In the United States, Arizona in particular sees troubling trends in several benchmarks, including the percentage of tests that prove positive for the virus. Arizona is the highest in the nation.
The state’s positive test rate is at a seven-day average of more than 20%, well above the national average of 8.4% and the 10% level that is a problem, according to public health officials. When the positive test rate goes up, it means an outbreak is getting worse – not just more people being tested.
At the Fort Washington Medical Center in Maryland on the outskirts of the nation’s capital, workers described a struggle to find new beds, heartbreaking encounters with family members of critically ill patients, and their frustration with Americans who don’t believe the coronavirus threat is real.
Everyone is lounging on the beach. I just think it’s over. And it isn’t, “said respiratory therapist Kevin Cole. “It is far from over. And unfortunately it is those people who keep this pandemic going.”
Meanwhile, New York City, once the deadliest hotspot in the US, has lifted more of its restrictions and brought a big step closer to normal. Restaurants can serve outdoor dinners, customers can browse shops and get a haircut, and kids can return to playgrounds.
Eve Gonzalez, a 27-year-old food industry worker in New York whose job had not yet resumed, said it was too early, “I would like to go out, but people’s health is more important.”
In Illinois, museums, gyms, and zoos can reopen on Fridays with restrictions. Indoor dining can be resumed at 25% capacity, and some places, such as the Lincoln Park Zoo, require reservations.
Globally, according to Johns Hopkins, 9 million people have been confirmed to be infected by the virus and about 470,000 have died, although experts say the actual numbers are much higher due to limited tests and cases where patients had no symptoms.
Amid the global wave, the head of WHO warned that world leaders should not politicize the outbreak, but unite to fight it.
Tedros Adhanom Ghebreyesus, criticized by President Donald Trump, said during a video conference for the Dubai-based World Government Summit that it took the world more than three months to see 1 million confirmed infections, but only eight days to see the most recent. see 1 million cases.
Tedros did not name Trump by name or his determination to pull the United States out of the UN health service, but warned, “The biggest threat we are facing right now is not the virus itself; it is the lack of global solidarity and global leadership. “He added, ‘We can’t beat this pandemic with a divided world.’
Trump has criticized WHO for its early response to the outbreak and what he considers China’s excessive praise where the outbreak began, although his own government’s approach to the crisis in the United States has been attacked. Trump has threatened to freeze US funding for the WHO.
Companies around the world are racing to find a vaccine, and there is a fierce debate about how to ensure it is fairly distributed. WHO Special Envoy for COVID-19, Dr. David Nabarro said he believes it will take “2.5 years for everyone in the world to have a vaccine.”

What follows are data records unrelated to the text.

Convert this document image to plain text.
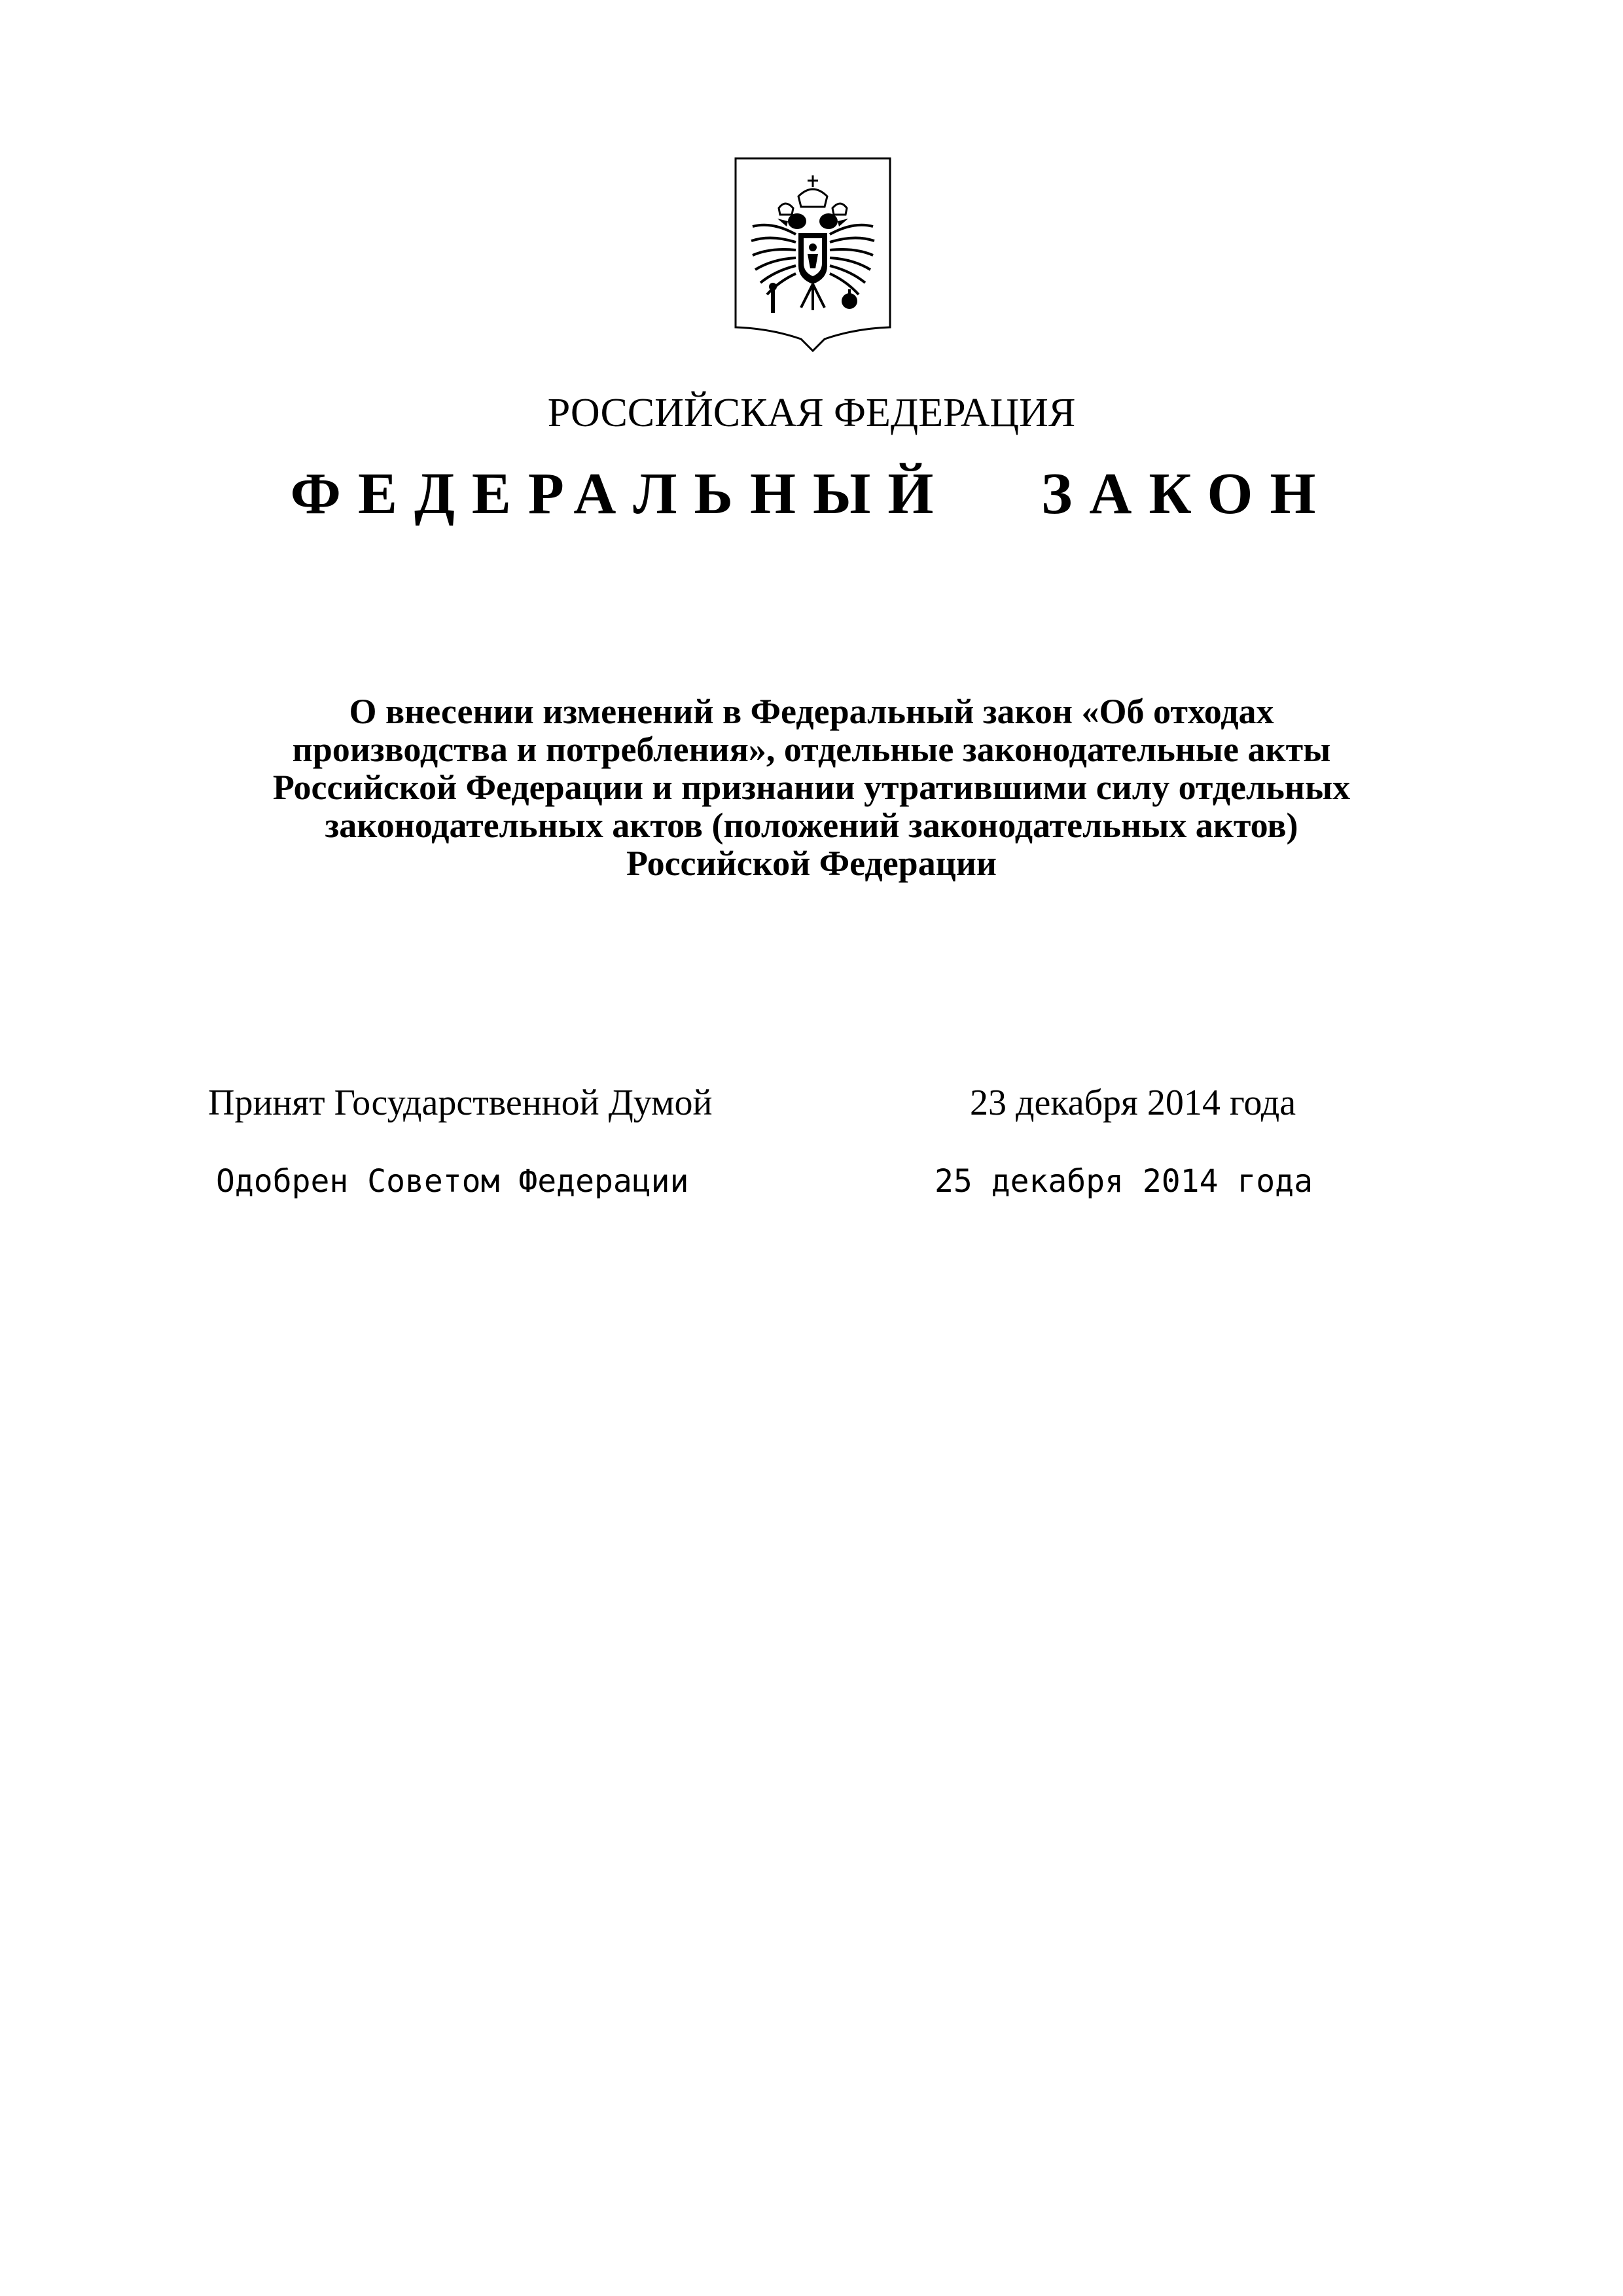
РОССИЙСКАЯ ФЕДЕРАЦИЯ
ФЕДЕРАЛЬНЫЙ ЗАКОН
О внесении изменений в Федеральный закон «Об отходах
производства и потребления», отдельные законодательные акты
Российской Федерации и признании утратившими силу отдельных
законодательных актов (положений законодательных актов)
Российской Федерации
Принят Государственной Думой	23 декабря 2014 года
Одобрен Советом Федерации	25 декабря 2014 года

Brazil, with more than 50,000 deaths, the second highest number in the world, recorded a record 54,000 new cases of coronavirus in its last one-day count. And nearly 1 in 3 people tested have shown positive, according to WHO’s Ryan, who said the amazingly high number suggests cases are not reported or go unnoticed due to a low number of tests.
The health care system in India has been slammed by the virus. The caseload in the impoverished country of more than 1.3 billion people increased by nearly 15,000 to more than 425,000 on Monday, with more than 13,000 killed.
After the Indian government simplified the shutdown of the entire country, special trains ran in recent weeks to return thousands of migrant workers to their hometowns.
In Pakistan, infections are on the rise and hospitals have to reject patients, with new cases reaching 6,800 a day. The government has eased its coronavirus restrictions in hopes of saving an almost collapsed economy in the country of 220 million people.
Associated Press journalists from around the world contributed.